# taz.de -- Rechte Richter und Burschenschaften: Der Alte Herr und das Netz
       
       > Hat ein Richter aus Gera auf einer Internetplattform rechten Hass
       > verbreitet? Er bestreitet, „BeFuchs287“ zu sein.
       
 (IMG) Bild: Im Fokus: das Verwaltungsgericht Gera
       
       BERLIN taz | Gesetz ist Gesetz. An seiner richterlichen Unabhängigkeit
       möchte Bengt-Christian Fuchs keine nachhaltigen Zweifel aufkommen lassen.
       Fuchs ist Vizepräsident am Verwaltungsgericht Gera. In den vergangenen
       Monaten stand das Gericht sowie der Richter wegen Entscheidungen in
       Asylverfahren in der öffentlichen Kritik, [1][auch die taz berichtete].

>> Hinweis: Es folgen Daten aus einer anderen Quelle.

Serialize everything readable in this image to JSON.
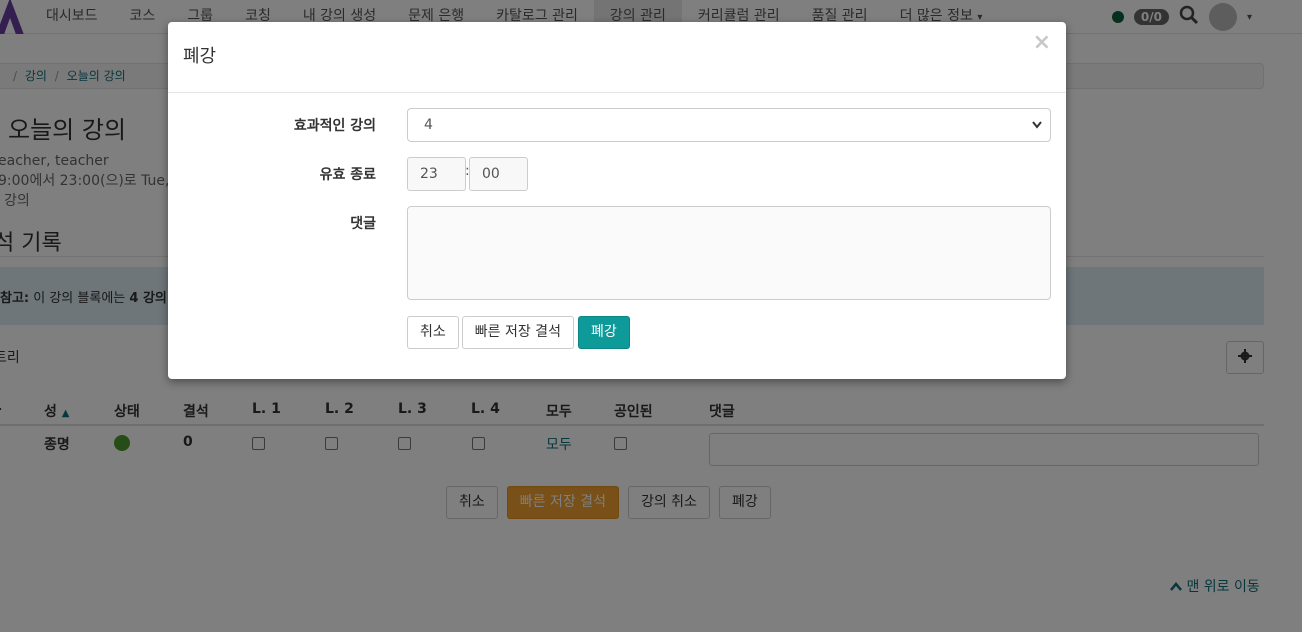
{
  "nav": {
    "items": [
      "대시보드",
      "코스",
      "그룹",
      "코칭",
      "내 강의 생성",
      "문제 은행",
      "카탈로그 관리",
      "강의 관리",
      "커리큘럼 관리",
      "품질 관리",
      "더 많은 정보"
    ],
    "more_caret": "▾",
    "count_badge": "0/0",
    "status_color": "#0f5f3a"
  },
  "breadcrumb": [
    "강의",
    "오늘의 강의"
  ],
  "page": {
    "title": "오늘의 강의",
    "meta_line1": "eacher, teacher",
    "meta_line2": "9:00에서 23:00(으)로 Tue, 2",
    "meta_line3": "강의",
    "section_title": "석 기록",
    "alert_label": "참고:",
    "alert_text": " 이 강의 블록에는 ",
    "alert_bold": "4 강의",
    "entries_label": "트리"
  },
  "table": {
    "headers": [
      "성",
      "상태",
      "결석",
      "L. 1",
      "L. 2",
      "L. 3",
      "L. 4",
      "모두",
      "공인된",
      "댓글"
    ],
    "sort_indicator": "▲",
    "row": {
      "name": "종명",
      "absences": "0",
      "all_link": "모두"
    }
  },
  "bottom_buttons": {
    "cancel": "취소",
    "quick_save": "빠른 저장 결석",
    "cancel_lecture": "강의 취소",
    "close_lecture": "폐강"
  },
  "back_to_top": "맨 위로 이동",
  "modal": {
    "title": "폐강",
    "effective_label": "효과적인 강의",
    "effective_value": "4",
    "valid_end_label": "유효 종료",
    "hour": "23",
    "minute": "00",
    "time_sep": ":",
    "comment_label": "댓글",
    "cancel": "취소",
    "quick_save": "빠른 저장 결석",
    "submit": "폐강"
  },
  "colors": {
    "accent": "#0f9a9a",
    "warning": "#f0a030",
    "link": "#0f6e7a"
  }
}
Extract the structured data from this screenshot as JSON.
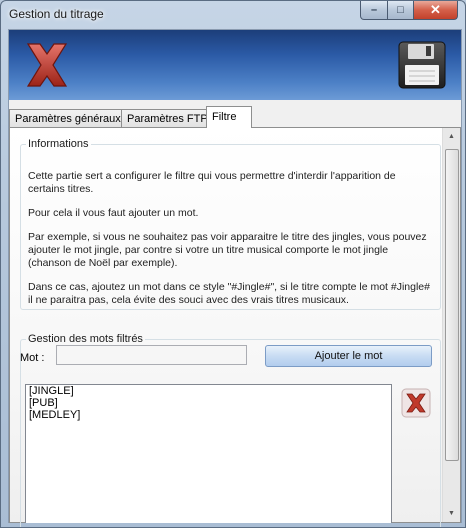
{
  "window": {
    "title": "Gestion du titrage"
  },
  "toolbar": {
    "cancel_icon": "red-x-icon",
    "save_icon": "floppy-disk-icon"
  },
  "tabs": [
    {
      "label": "Paramètres généraux",
      "active": false
    },
    {
      "label": "Paramètres FTP",
      "active": false
    },
    {
      "label": "Filtre",
      "active": true
    }
  ],
  "informations": {
    "legend": "Informations",
    "paragraphs": [
      "Cette partie sert a configurer le filtre qui vous permettre d'interdir l'apparition de certains titres.",
      "Pour cela il vous faut ajouter un mot.",
      "Par exemple, si vous ne souhaitez pas voir apparaitre le titre des jingles, vous pouvez ajouter le mot jingle, par contre si votre un titre musical comporte le mot jingle (chanson de Noël par exemple).",
      "Dans ce cas, ajoutez un mot dans ce style \"#Jingle#\", si le titre compte le mot #Jingle# il ne paraitra pas, cela évite des souci avec des vrais titres musicaux."
    ]
  },
  "gestion": {
    "legend": "Gestion des mots filtrés",
    "mot_label": "Mot :",
    "mot_value": "",
    "add_button": "Ajouter le mot",
    "items": [
      "[JINGLE]",
      "[PUB]",
      "[MEDLEY]"
    ],
    "delete_icon": "delete-x-icon"
  },
  "colors": {
    "toolbar_top": "#1c3e7a",
    "toolbar_bottom": "#6d9bd6",
    "x_red": "#c0392b",
    "close_button": "#c2412b"
  }
}
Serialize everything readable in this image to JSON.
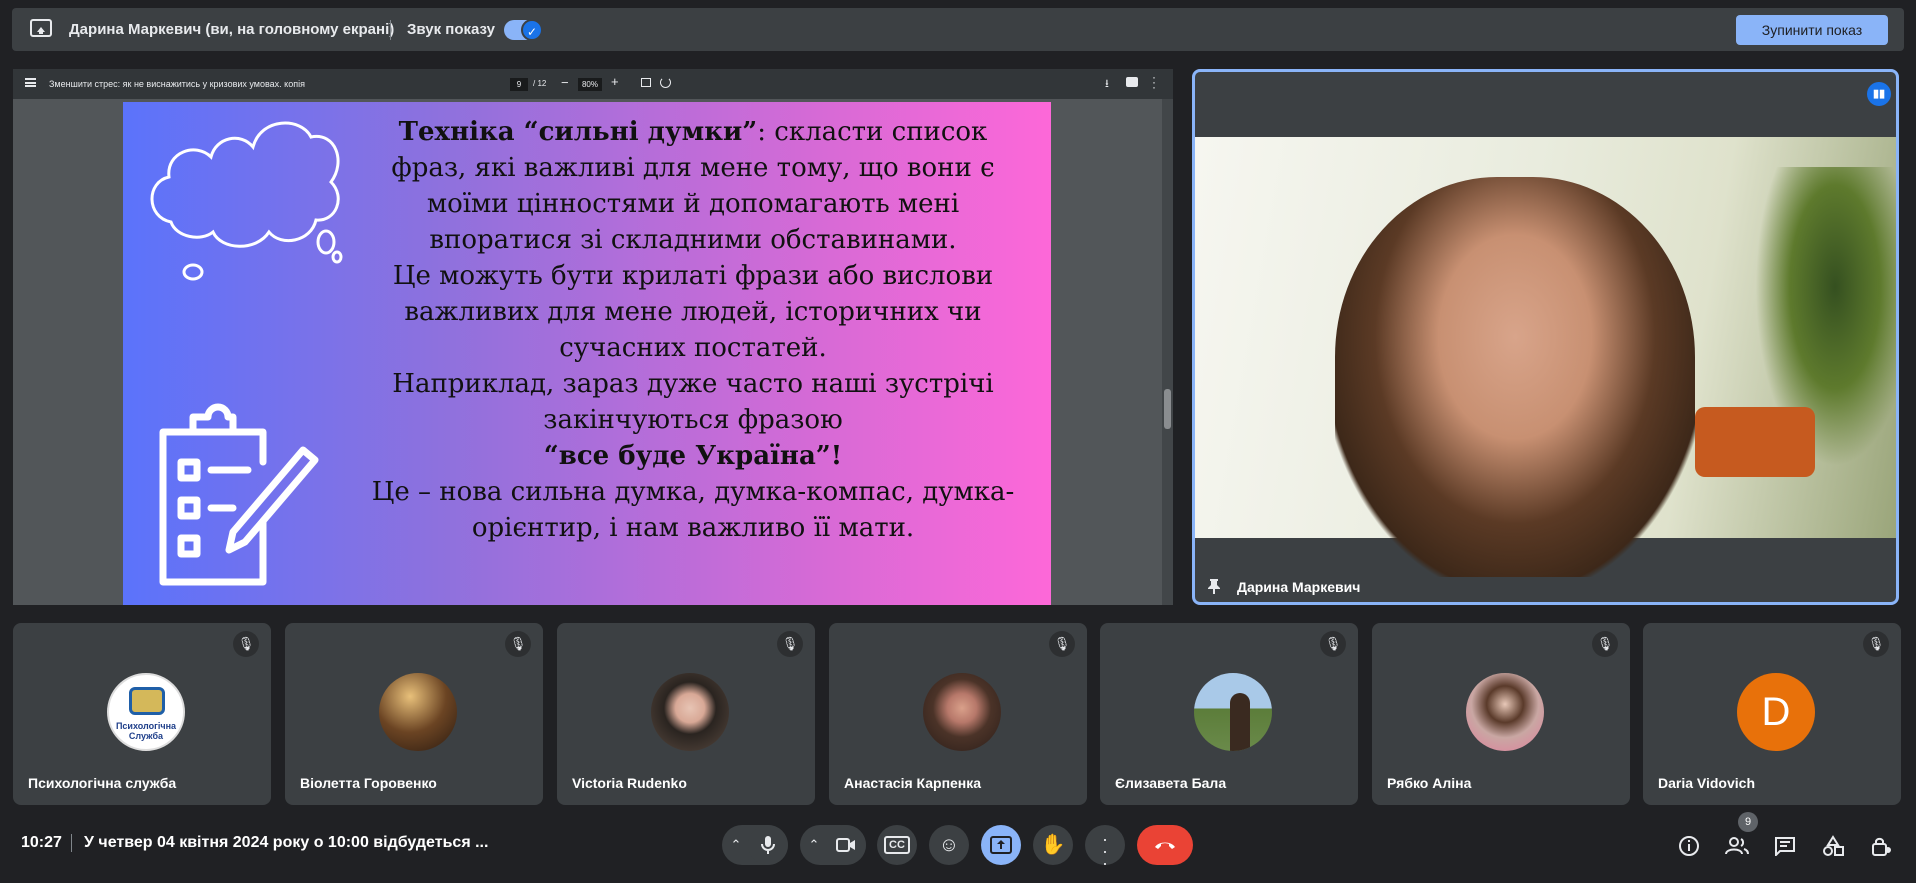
{
  "topbar": {
    "presenter": "Дарина Маркевич (ви, на головному екрані)",
    "sound_label": "Звук показу",
    "stop_label": "Зупинити показ"
  },
  "pdf": {
    "title": "Зменшити стрес: як не виснажитись у кризових умовах. копія",
    "page": "9",
    "pages_total": "/ 12",
    "zoom": "80%"
  },
  "slide": {
    "heading": "Техніка “сильні думки”",
    "line1": ": скласти список фраз, які важливі для мене тому, що вони є моїми цінностями й допомагають мені впоратися зі складними обставинами.",
    "line2": "Це можуть бути крилаті фрази або вислови важливих для мене людей, історичних чи сучасних постатей.",
    "line3": "Наприклад, зараз дуже часто наші зустрічі закінчуються фразою",
    "quote": "“все буде Україна”!",
    "line4": "Це – нова сильна думка, думка-компас, думка-орієнтир, і нам важливо її мати."
  },
  "speaker": {
    "name": "Дарина Маркевич"
  },
  "participants": [
    {
      "name": "Психологічна служба",
      "avatar_text": "Психологічна Служба",
      "color": "#ffffff"
    },
    {
      "name": "Віолетта Горовенко",
      "avatar_text": "",
      "color": "#3b2a1c"
    },
    {
      "name": "Victoria Rudenko",
      "avatar_text": "",
      "color": "#2a2420"
    },
    {
      "name": "Анастасія Карпенка",
      "avatar_text": "",
      "color": "#4b3328"
    },
    {
      "name": "Єлизавета Бала",
      "avatar_text": "",
      "color": "#6a8a4a"
    },
    {
      "name": "Рябко Аліна",
      "avatar_text": "",
      "color": "#c9a7a3"
    },
    {
      "name": "Daria Vidovich",
      "avatar_text": "D",
      "color": "#e8710a"
    }
  ],
  "bottom": {
    "time": "10:27",
    "meeting_title": "У четвер 04 квітня 2024 року о 10:00 відбудеться ...",
    "participant_count": "9"
  },
  "colors": {
    "accent": "#8ab4f8",
    "end_call": "#ea4335",
    "present_active": "#8ab4f8"
  }
}
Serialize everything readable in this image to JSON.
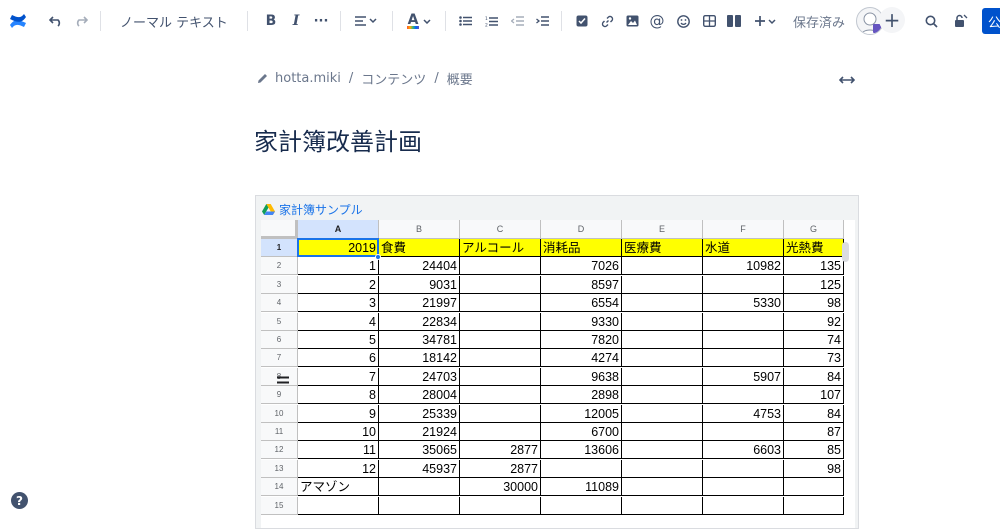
{
  "toolbar": {
    "text_style": "ノーマル テキスト",
    "bold": "B",
    "italic": "I",
    "more": "···",
    "text_color": "A",
    "saved_status": "保存済み",
    "publish_label": "公"
  },
  "breadcrumb": {
    "items": [
      "hotta.miki",
      "コンテンツ",
      "概要"
    ],
    "separator": "/"
  },
  "page": {
    "title": "家計簿改善計画"
  },
  "embed": {
    "title": "家計簿サンプル",
    "columns": [
      "A",
      "B",
      "C",
      "D",
      "E",
      "F",
      "G"
    ],
    "rows": [
      {
        "n": "1",
        "cells": [
          "2019",
          "食費",
          "アルコール",
          "消耗品",
          "医療費",
          "水道",
          "光熱費"
        ]
      },
      {
        "n": "2",
        "cells": [
          "1",
          "24404",
          "",
          "7026",
          "",
          "10982",
          "135"
        ]
      },
      {
        "n": "3",
        "cells": [
          "2",
          "9031",
          "",
          "8597",
          "",
          "",
          "125"
        ]
      },
      {
        "n": "4",
        "cells": [
          "3",
          "21997",
          "",
          "6554",
          "",
          "5330",
          "98"
        ]
      },
      {
        "n": "5",
        "cells": [
          "4",
          "22834",
          "",
          "9330",
          "",
          "",
          "92"
        ]
      },
      {
        "n": "6",
        "cells": [
          "5",
          "34781",
          "",
          "7820",
          "",
          "",
          "74"
        ]
      },
      {
        "n": "7",
        "cells": [
          "6",
          "18142",
          "",
          "4274",
          "",
          "",
          "73"
        ]
      },
      {
        "n": "8",
        "cells": [
          "7",
          "24703",
          "",
          "9638",
          "",
          "5907",
          "84"
        ]
      },
      {
        "n": "9",
        "cells": [
          "8",
          "28004",
          "",
          "2898",
          "",
          "",
          "107"
        ]
      },
      {
        "n": "10",
        "cells": [
          "9",
          "25339",
          "",
          "12005",
          "",
          "4753",
          "84"
        ]
      },
      {
        "n": "11",
        "cells": [
          "10",
          "21924",
          "",
          "6700",
          "",
          "",
          "87"
        ]
      },
      {
        "n": "12",
        "cells": [
          "11",
          "35065",
          "2877",
          "13606",
          "",
          "6603",
          "85"
        ]
      },
      {
        "n": "13",
        "cells": [
          "12",
          "45937",
          "2877",
          "",
          "",
          "",
          "98"
        ]
      },
      {
        "n": "14",
        "cells": [
          "アマゾン",
          "",
          "30000",
          "11089",
          "",
          "",
          ""
        ]
      },
      {
        "n": "15",
        "cells": [
          "",
          "",
          "",
          "",
          "",
          "",
          ""
        ]
      }
    ]
  },
  "help": "?"
}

       Eine „Kampagne“, sagt Fuchs nun im Gespräch mit der taz.
       
       Der Richter entscheidet an dem thüringischen Gericht oft selbst in
       Asylverfahren. Eine kleine Anfrage der Linken an die Bundesregierung hatte
       jedoch gezeigt, dass an diesem Gericht die Chance für eine erfolgreiche
       Klage statistisch gering ist.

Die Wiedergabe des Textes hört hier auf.